Pieter Bruegel the Elder - The peasant wedding
- Title: The peasant wedding
- Artist: Pieter Bruegel the Elder (c. 1527-1569)
- Date: 1567
- Medium: Oil on panel
- Dimensions: 114 x 164 cm
“The Peasant Wedding” is a genre painting, one of Bruegel’s many paintings depicting peasant life. The wedding feast is in a barn in the summertime. The main food is bread, porridge and soup, carried around by two big fellows on a door taken off its hinges.
The bride is sitting in the middle at the table, in front of the green textile wall-hanging with a paper-crown hung above her head. She is also wearing a crown on her loose hair whereas all other characters are wearing a hat or a hood. She is sitting passively with her eyes shut, with her hands together and a blissful smile, maybe praying for a good-married life.

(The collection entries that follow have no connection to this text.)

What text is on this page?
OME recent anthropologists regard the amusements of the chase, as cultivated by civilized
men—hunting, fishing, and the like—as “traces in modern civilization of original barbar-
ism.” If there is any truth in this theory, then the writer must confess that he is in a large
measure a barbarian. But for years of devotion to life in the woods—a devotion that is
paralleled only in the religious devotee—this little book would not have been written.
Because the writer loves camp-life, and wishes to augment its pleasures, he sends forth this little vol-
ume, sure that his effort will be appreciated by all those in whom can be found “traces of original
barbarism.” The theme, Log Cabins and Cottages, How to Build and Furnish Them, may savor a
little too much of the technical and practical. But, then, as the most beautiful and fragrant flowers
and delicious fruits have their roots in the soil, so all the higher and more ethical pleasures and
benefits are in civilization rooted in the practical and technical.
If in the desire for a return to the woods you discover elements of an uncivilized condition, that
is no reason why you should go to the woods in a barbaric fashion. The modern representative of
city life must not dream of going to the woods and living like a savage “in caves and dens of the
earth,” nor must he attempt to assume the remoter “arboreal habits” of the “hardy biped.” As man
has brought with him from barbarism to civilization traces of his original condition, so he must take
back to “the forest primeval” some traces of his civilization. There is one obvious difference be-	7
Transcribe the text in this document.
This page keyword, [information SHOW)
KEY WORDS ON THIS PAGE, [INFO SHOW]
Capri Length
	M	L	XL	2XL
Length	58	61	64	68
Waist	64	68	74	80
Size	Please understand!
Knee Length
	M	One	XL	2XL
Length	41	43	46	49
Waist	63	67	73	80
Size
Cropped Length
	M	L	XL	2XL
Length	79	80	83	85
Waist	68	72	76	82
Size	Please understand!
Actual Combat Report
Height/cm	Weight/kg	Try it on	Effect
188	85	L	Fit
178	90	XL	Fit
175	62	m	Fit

The groom is not immediately obvious. Is he the man in the center of the painting, wearing a dark coat? Or the man handing the plates of food to his guests from the near end of the table, wearing a red cap? Or the man standing in the foreground in the left corner pouring out beer (notice the large basket full of empty jars)? He is wearing a green coat, a connection to the bride’s background. Also, this man’s position in the ainting forms a central diagonal with the bride sitting backwards, a diagonal that crosses the other natural diagonal which is the table, hence increasing the feeling of volume.